Development of Ru-based electrocatalysts for acidic oxygen evolution reaction without a trade-off between activity and durability remains challenging. Herein, we constructed Co₃O₄/RuO₂ heterojunctions anchored on carbon (Co₃O₄/RuO₂-C) with a low Ru loading (2.74 wt%), in which strong coupled p-n junctions facilitated electron transfer from RuO₂ to Co₃O₄. The Co₃O₄/RuO₂-C demonstrated a low overpotential of 170 mV at 10 mA cm⁻² and long-term stability in 0.1 M HClO₄ due to its unique structure. The origin of its high performance in acidic OER was revealed by the combination of in-situ attenuated total reflection infrared and Raman tests. Concretely, oxygen generation for Co₃O₄/RuO₂-C was dominated by the adsorbate evolution mechanism, and the introduction of Co₃O₄ facilitated the redox of RuO₂, generating active sites for OER. Theoretical calculations further substantiated that the Co₃O₄/RuO₂ heterojunctions possessed lower energy barriers for OER. This work provides a compelling synthesis route for effective and stable electrocatalysts for acidic OER.

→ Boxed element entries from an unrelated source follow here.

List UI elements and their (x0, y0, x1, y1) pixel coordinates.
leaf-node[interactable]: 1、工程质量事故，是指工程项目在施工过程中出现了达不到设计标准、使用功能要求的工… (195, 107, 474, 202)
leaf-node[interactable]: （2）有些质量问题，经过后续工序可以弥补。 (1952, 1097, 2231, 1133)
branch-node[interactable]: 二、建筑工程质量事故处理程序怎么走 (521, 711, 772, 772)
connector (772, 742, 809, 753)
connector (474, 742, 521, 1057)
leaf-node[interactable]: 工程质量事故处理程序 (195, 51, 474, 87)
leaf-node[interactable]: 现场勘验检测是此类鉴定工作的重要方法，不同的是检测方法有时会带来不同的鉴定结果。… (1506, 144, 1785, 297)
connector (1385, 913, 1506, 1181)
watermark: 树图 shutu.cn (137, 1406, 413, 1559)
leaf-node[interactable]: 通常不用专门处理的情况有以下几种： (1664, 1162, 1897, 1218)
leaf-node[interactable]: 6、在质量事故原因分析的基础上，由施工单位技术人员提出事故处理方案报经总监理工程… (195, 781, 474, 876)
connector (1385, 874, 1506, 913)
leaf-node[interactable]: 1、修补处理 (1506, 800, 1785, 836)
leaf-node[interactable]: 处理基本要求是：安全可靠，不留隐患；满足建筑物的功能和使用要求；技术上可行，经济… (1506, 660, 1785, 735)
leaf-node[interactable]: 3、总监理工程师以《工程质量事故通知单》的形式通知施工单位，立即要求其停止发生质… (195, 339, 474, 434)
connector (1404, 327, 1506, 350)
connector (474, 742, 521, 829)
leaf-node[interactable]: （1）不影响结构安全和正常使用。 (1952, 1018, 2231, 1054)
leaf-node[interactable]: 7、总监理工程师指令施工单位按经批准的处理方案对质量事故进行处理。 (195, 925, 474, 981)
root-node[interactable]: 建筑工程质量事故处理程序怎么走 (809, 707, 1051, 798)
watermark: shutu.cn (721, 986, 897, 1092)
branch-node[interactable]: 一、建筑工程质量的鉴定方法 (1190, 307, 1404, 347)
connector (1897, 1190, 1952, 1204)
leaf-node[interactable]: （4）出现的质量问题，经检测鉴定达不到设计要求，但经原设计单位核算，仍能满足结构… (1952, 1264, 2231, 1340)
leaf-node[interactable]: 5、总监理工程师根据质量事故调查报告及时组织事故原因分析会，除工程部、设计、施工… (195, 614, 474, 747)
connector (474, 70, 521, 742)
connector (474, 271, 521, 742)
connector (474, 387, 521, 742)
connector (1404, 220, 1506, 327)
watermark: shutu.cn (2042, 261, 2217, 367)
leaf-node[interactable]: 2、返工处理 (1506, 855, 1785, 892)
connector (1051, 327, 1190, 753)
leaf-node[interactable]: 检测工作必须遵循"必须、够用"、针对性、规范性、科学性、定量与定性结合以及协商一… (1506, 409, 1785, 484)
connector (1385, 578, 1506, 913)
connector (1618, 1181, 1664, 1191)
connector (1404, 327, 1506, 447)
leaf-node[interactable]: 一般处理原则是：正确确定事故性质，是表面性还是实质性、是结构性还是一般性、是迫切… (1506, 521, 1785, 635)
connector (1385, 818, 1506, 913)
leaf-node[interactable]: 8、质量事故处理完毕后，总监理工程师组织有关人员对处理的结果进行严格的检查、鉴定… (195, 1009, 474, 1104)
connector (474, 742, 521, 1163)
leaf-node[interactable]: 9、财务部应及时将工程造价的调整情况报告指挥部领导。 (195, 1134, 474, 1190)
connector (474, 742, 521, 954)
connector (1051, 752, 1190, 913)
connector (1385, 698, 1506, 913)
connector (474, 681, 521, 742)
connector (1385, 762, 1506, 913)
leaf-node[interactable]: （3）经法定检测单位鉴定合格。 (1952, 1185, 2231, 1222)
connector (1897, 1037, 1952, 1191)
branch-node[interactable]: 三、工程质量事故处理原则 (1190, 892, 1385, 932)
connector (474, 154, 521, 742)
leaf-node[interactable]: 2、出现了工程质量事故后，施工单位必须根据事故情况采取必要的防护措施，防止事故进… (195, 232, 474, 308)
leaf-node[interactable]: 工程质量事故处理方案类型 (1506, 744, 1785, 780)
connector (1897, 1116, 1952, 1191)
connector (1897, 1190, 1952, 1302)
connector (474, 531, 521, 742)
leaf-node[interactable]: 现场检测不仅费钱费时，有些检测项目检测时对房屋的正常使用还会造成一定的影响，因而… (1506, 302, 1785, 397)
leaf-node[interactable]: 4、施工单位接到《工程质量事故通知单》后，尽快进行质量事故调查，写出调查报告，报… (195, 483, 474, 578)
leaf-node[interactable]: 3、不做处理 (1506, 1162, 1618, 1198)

开发用于酸性析氧反应且无需在活性和耐久性之间进行权衡的钌基电催化剂仍然具有挑战性。在此，我们构建了锚定在碳上的Co ₃ O ₄ /RuO _{2异质结（Co 3} O ₄ /RuO ₂ -C），具有低Ru负载量（2.74 wt％），其中强耦合pn结促进电子从RuO ₂转移到Co ₃ O ₄。Co ₃ O ₄ /RuO _{2 -C 在 10 mA cm} ^-2下表现出 170 mV 的低过电势，并且在 0.1 M HClO ₄中具有长期稳定性由于其独特的结构。原位衰减全反射红外和拉曼测试的结合揭示了其在酸性 OER 中的高性能的起源。具体而言，Co ₃ O ₄ /RuO ₂ -C的氧气生成主要由吸附质演化机制决定，Co ₃ O _{4的引入促进了RuO 2}的氧化还原，产生OER活性位点。理论计算进一步证实了Co ₃ O ₄ /RuO ₂异质结具有较低的 OER 能垒。这项工作为有效且稳定的酸性 OER 电催化剂提供了一条令人信服的合成路线。